- Perry, Thomas
University of Maine
- Seymour, Robert
University of Maine
- Wagner, Robert
University of Maine
As part of their mandate to report on the condition of Maine’s forests, the Maine Forest Service (MFS) commissioned the University of Maine to develop an approach for classifying harvests and assessing the resulting silvicultural outcome. The objective was to develop an approach and sampling method that was objective, scientifically based, consistent, and cost-effective. In addition to the silvicultural outcomes component, the MFS commissioned the Manomet Center for Conservation Sciences to develop a second module that could be used to assess the biodiversity impact associated with forest harvests. This Multi-Resource Harvest Assessment (MRHA) was designed as an add-on to the existing Regional Water Quality Best Management Practices Protocol currently used by the MFS to assess the water quality outcomes on recently harvested sites.
The MRHA relies on the Forest Harvest Classification System developed by a Maine Society of American Foresters Task Force (Wagner et al. 2007). This system classifies a recent harvest based on the residual basal area of a harvested stand and the proportion of the original stand that was removed by the harvest. Five residual basal area classes (A to E) based on increments of 30 square feet are combined with five classes of removal intensity (1 to 5) based on the percentage (approximately 20% classes) of the pre-harvest stand basal area that was removed. Basal area measurements of the residual stand and stumps are used to determine the harvest classification for a specific site. For example, a clearcut would be classified as an E5 while 50% basal area removal of a stand with a pre-harvest basal area of 100 square feet would be classified as a B3. Since the basal area of the residual stand (or overstory) remaining after harvest determines how much light and other environmental resources are available to the understory to stimulate regeneration, it is possible to estimate the likely silvicultural outcome of the harvest. Depending on the degree of overstory removal and stocking of advanced regeneration surviving a harvest operation, there are three possible silvicultural outcomes from a harvest operation:
• Release – The harvest removed a sufficient amount of overstory to release abundant advance regeneration in the understory. Future development of the stand will be determined primarily by the released advance regeneration.
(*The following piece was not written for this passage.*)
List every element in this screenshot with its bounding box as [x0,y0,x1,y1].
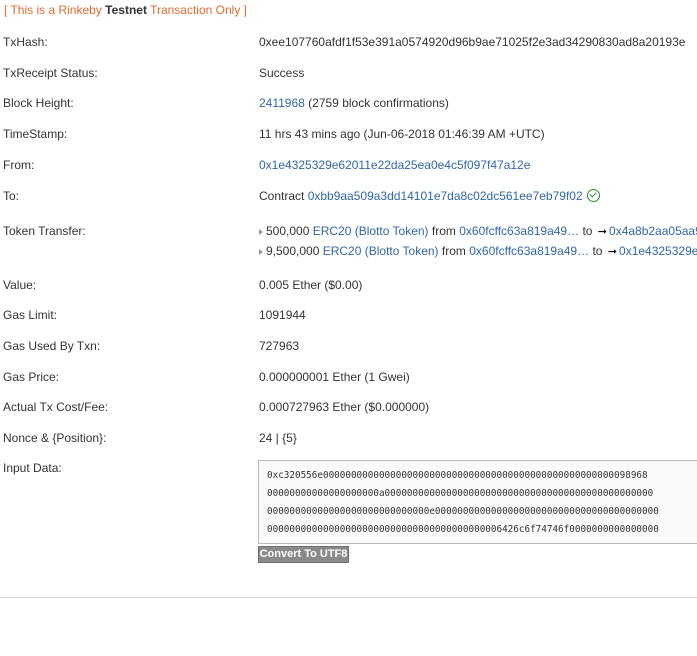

• Establishment - The harvest removed a sufficient amount of overstory to stimulate the establishment of a new cohort of tree seedlings and/or sprouts. Future development of the stand will be determined primarily by development of this new cohort of regeneration. Advance regeneration was not present in high enough density to meet minimum stocking standards at the time of harvest.
• Tending – Removal of the overstory was insufficient to release advance regeneration or promote establishment of new regeneration. Trees in the residual stand are likely to reoccupy most of the open canopy space created by the harvest and future development of the stand will determined primarily by trees in the residual stand.
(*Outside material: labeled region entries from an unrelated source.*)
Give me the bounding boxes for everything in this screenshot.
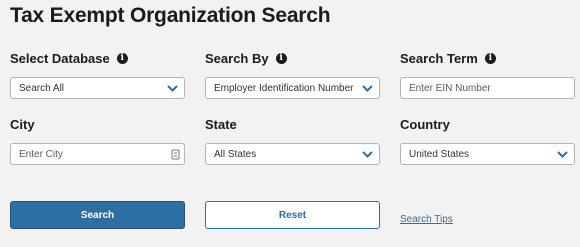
search-term-placeholder: Enter EIN Number bbox=[409, 82, 491, 94]
chevron-down-icon bbox=[360, 147, 374, 161]
info-icon[interactable]: i bbox=[275, 53, 287, 64]
search-term-label: Search Term i bbox=[400, 51, 496, 66]
search-button[interactable]: Search bbox=[10, 201, 185, 229]
page-title: Tax Exempt Organization Search bbox=[10, 4, 331, 27]
reset-button[interactable]: Reset bbox=[205, 201, 380, 229]
search-by-label: Search By i bbox=[205, 51, 287, 66]
chevron-down-icon bbox=[165, 81, 179, 95]
select-database-label-text: Select Database bbox=[10, 51, 110, 66]
state-label-text: State bbox=[205, 117, 237, 132]
info-icon[interactable]: i bbox=[116, 53, 128, 64]
state-label: State bbox=[205, 117, 237, 132]
info-icon[interactable]: i bbox=[484, 53, 496, 64]
select-database-label: Select Database i bbox=[10, 51, 128, 66]
search-tips-link[interactable]: Search Tips bbox=[400, 214, 453, 225]
city-label-text: City bbox=[10, 117, 35, 132]
state-select-value: All States bbox=[214, 148, 257, 160]
chevron-down-icon bbox=[360, 81, 374, 95]
search-by-select[interactable]: Employer Identification Number bbox=[205, 77, 380, 99]
city-placeholder: Enter City bbox=[19, 148, 63, 160]
country-label-text: Country bbox=[400, 117, 450, 132]
search-by-label-text: Search By bbox=[205, 51, 269, 66]
database-select-value: Search All bbox=[19, 82, 65, 94]
country-select-value: United States bbox=[409, 148, 470, 160]
city-label: City bbox=[10, 117, 35, 132]
search-by-select-value: Employer Identification Number bbox=[214, 82, 354, 94]
search-term-label-text: Search Term bbox=[400, 51, 478, 66]
database-select[interactable]: Search All bbox=[10, 77, 185, 99]
state-select[interactable]: All States bbox=[205, 143, 380, 165]
search-term-input[interactable]: Enter EIN Number bbox=[400, 77, 575, 99]
chevron-down-icon bbox=[555, 147, 569, 161]
country-select[interactable]: United States bbox=[400, 143, 575, 165]
country-label: Country bbox=[400, 117, 450, 132]
city-input[interactable]: Enter City bbox=[10, 143, 185, 165]
autofill-key-icon[interactable] bbox=[170, 148, 180, 160]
Of course, a single harvest may produce various combinations of these three outcomes within a harvested stand. Thus the silvicultural outcome classification includes various combinations of the three (e.g., Release / Establishment).
It is important to recognize that the silvicultural outcome for purposes of the MRHA protocol is intended to provide an objective silvicultural description of the harvest. It is not intended to reflect the intention of the forester and/or logger that prescribed and/or implemented the harvest. The silvicultural outcome also is not intended to be used as a value judgment about what was created, nor whether the harvest was a success or failure (or “good” or “bad”) in achieving any particular stand management objective. The classification is intended to be used only an objective assessment of what the harvest did to the stand in a strict silvicultural or ecological sense, and to provide only a general indication of how the future stand may develop and what management options may become available to the landowner.
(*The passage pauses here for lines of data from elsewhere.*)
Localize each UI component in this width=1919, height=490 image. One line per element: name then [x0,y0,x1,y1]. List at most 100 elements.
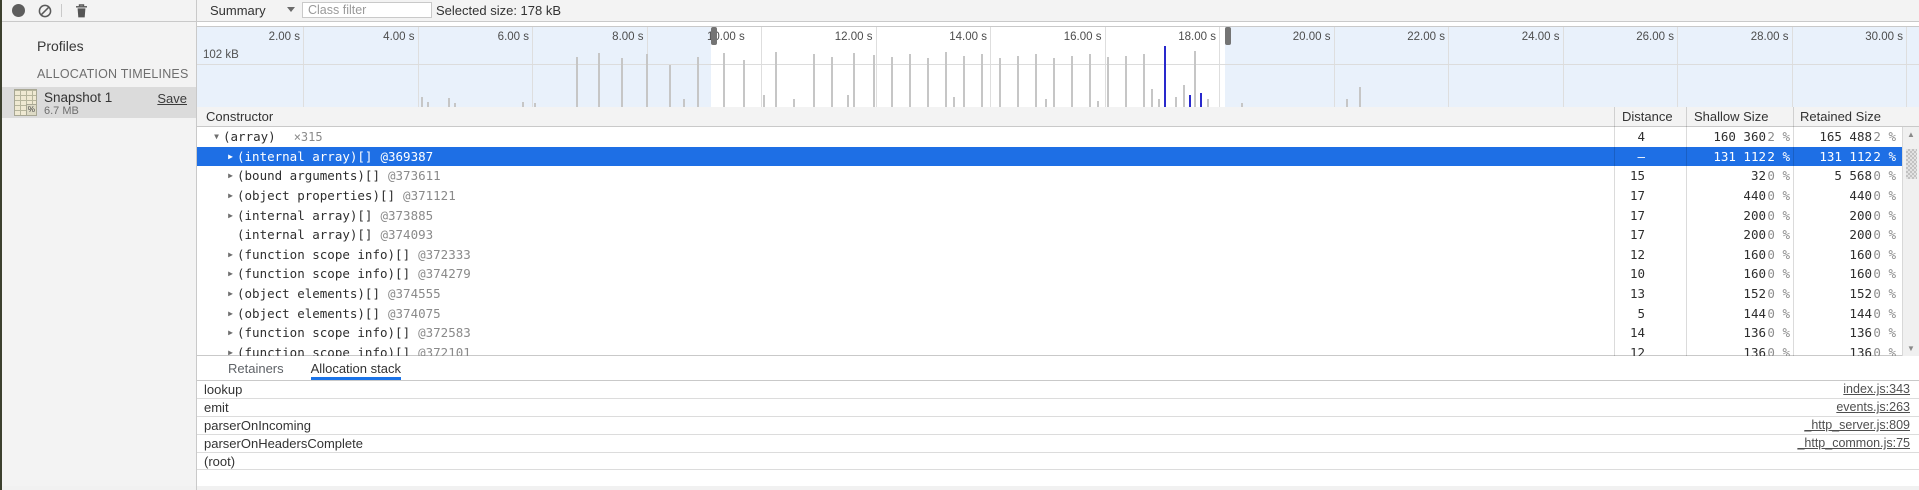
chevron-down-icon[interactable] [287,7,295,12]
stack-frame-row[interactable]: parserOnIncoming _http_server.js:809 [197,417,1919,435]
time-tick-label: 26.00 s [1602,31,1674,43]
source-link[interactable]: index.js:343 [1843,382,1910,396]
distance-cell: – [1614,147,1686,167]
object-id: @374555 [388,286,441,301]
table-row[interactable]: ▶ (object elements)[] @374075 5 1440 % 1… [197,303,1902,323]
grid-scrollbar[interactable]: ▲ ▼ [1902,127,1919,356]
save-link[interactable]: Save [157,91,187,106]
shallow-size-cell: 320 % [1687,166,1793,186]
expand-arrow-icon[interactable]: ▶ [224,171,237,180]
expand-arrow-icon[interactable]: ▶ [224,309,237,318]
stack-frame-row[interactable]: lookup index.js:343 [197,381,1919,399]
distance-cell: 5 [1614,303,1686,323]
tab-retainers[interactable]: Retainers [228,357,284,380]
sidebar-item-snapshot-1[interactable]: % Snapshot 1 6.7 MB Save [0,87,196,118]
class-filter-input[interactable] [302,2,432,18]
table-row[interactable]: (internal array)[] @374093 17 2000 % 200… [197,225,1902,245]
time-gridline [761,27,762,108]
function-name: parserOnHeadersComplete [204,436,363,451]
allocation-bar [813,54,815,107]
sidebar-divider[interactable] [196,0,197,490]
allocation-bar [1207,99,1209,107]
expand-arrow-icon[interactable]: ▶ [224,269,237,278]
column-header-retained-size[interactable]: Retained Size [1800,109,1881,124]
grid-header: Constructor Distance Shallow Size Retain… [197,107,1919,127]
source-link[interactable]: _http_server.js:809 [1804,418,1910,432]
allocation-bar [909,54,911,107]
expand-arrow-icon[interactable]: ▶ [224,152,237,161]
shallow-size-cell: 2000 % [1687,205,1793,225]
record-heap-icon[interactable] [12,4,25,17]
distance-cell: 13 [1614,284,1686,304]
source-link[interactable]: events.js:263 [1836,400,1910,414]
stack-frame-row[interactable]: emit events.js:263 [197,399,1919,417]
stack-frame-row[interactable]: parserOnHeadersComplete _http_common.js:… [197,435,1919,453]
selected-size-label: Selected size: 178 kB [436,3,561,18]
table-row[interactable]: ▶ (function scope info)[] @372101 12 136… [197,343,1902,356]
table-row[interactable]: ▶ (function scope info)[] @372583 14 136… [197,323,1902,343]
column-divider[interactable] [1793,107,1794,356]
allocation-bar [1035,54,1037,107]
scroll-down-icon[interactable]: ▼ [1903,342,1919,355]
source-link[interactable]: _http_common.js:75 [1797,436,1910,450]
object-id: @372101 [418,345,471,356]
time-gridline [990,27,991,108]
object-id: @374093 [380,227,433,242]
table-row[interactable]: ▶ (internal array)[] @373885 17 2000 % 2… [197,205,1902,225]
allocation-bar [646,54,648,107]
expand-arrow-icon[interactable]: ▶ [224,250,237,259]
clear-icon[interactable] [38,4,52,23]
retained-size-cell: 1600 % [1794,245,1899,265]
selection-handle-left[interactable] [711,27,717,45]
column-divider[interactable] [1614,107,1615,356]
column-header-distance[interactable]: Distance [1622,109,1673,124]
expand-arrow-icon[interactable]: ▶ [224,191,237,200]
table-row[interactable]: ▼ (array) ×315 4 160 3602 % 165 4882 % [197,127,1902,147]
allocation-bar [831,57,833,107]
constructor-cell: ▶ (function scope info)[] @372583 [197,323,481,343]
memory-gridline [197,64,1919,65]
allocation-bar [1175,97,1177,107]
table-row[interactable]: ▶ (bound arguments)[] @373611 15 320 % 5… [197,166,1902,186]
allocation-bar [953,97,955,107]
table-row[interactable]: ▶ (object elements)[] @374555 13 1520 % … [197,284,1902,304]
retained-size-cell: 4400 % [1794,186,1899,206]
allocation-timelines-heading: ALLOCATION TIMELINES [37,67,189,81]
stack-frame-row[interactable]: (root) [197,453,1919,471]
time-gridline [876,27,877,108]
delete-profile-icon[interactable] [75,4,88,23]
expand-arrow-icon[interactable]: ▶ [224,348,237,356]
allocation-bar [853,53,855,107]
selection-handle-right[interactable] [1225,27,1231,45]
scroll-up-icon[interactable]: ▲ [1903,128,1919,141]
table-row[interactable]: ▶ (internal array)[] @369387 – 131 1122 … [197,147,1902,167]
perspective-select[interactable]: Summary [210,3,266,18]
allocation-bar [1071,56,1073,107]
object-id: @369387 [380,149,433,164]
distance-cell: 12 [1614,245,1686,265]
column-header-shallow-size[interactable]: Shallow Size [1694,109,1768,124]
table-row[interactable]: ▶ (function scope info)[] @374279 10 160… [197,264,1902,284]
time-tick-label: 28.00 s [1717,31,1789,43]
toolbar-separator [61,4,62,17]
constructor-cell: ▶ (function scope info)[] @372333 [197,245,481,265]
table-row[interactable]: ▶ (function scope info)[] @372333 12 160… [197,245,1902,265]
time-tick-label: 20.00 s [1259,31,1331,43]
expand-arrow-icon[interactable]: ▶ [224,289,237,298]
bottom-strip [0,486,1919,490]
timeline-chart[interactable]: 2.00 s4.00 s6.00 s8.00 s10.00 s12.00 s14… [197,26,1919,109]
allocation-bar [775,52,777,107]
scrollbar-thumb[interactable] [1906,149,1917,179]
tab-allocation-stack[interactable]: Allocation stack [311,357,401,380]
column-header-constructor[interactable]: Constructor [206,109,273,124]
time-tick-label: 22.00 s [1373,31,1445,43]
expand-arrow-icon[interactable]: ▶ [224,211,237,220]
time-tick-label: 30.00 s [1831,31,1903,43]
constructor-name: (function scope info)[] [237,266,410,281]
column-divider[interactable] [1686,107,1687,356]
allocation-bar [1158,99,1160,107]
expand-arrow-icon[interactable]: ▼ [210,132,223,141]
object-id: @373611 [388,168,441,183]
expand-arrow-icon[interactable]: ▶ [224,328,237,337]
table-row[interactable]: ▶ (object properties)[] @371121 17 4400 … [197,186,1902,206]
Since harvesting produces other potential conditions and/or risks to the stand, the MRHA protocol presented here also includes a classification of post-harvest stand characteristics. Measurements of the residual forest stand are used to assess current conditions of the stand and identify other important attributes. These assessments include: 1) susceptibility of the residual stand to windthrow, 2) damage to residual stems and regeneration, 3) future susceptibility of the stand to spruce budworm, 4) proportion of the harvested area occupied by trails, and 5) potential proliferation of American beech.
During the summer of 2007, fourteen recently harvested sites were randomly selected from across the state of Maine to test and refine the MRHA protocol. The sampling approach proved reliable under a wide range of harvested stand conditions.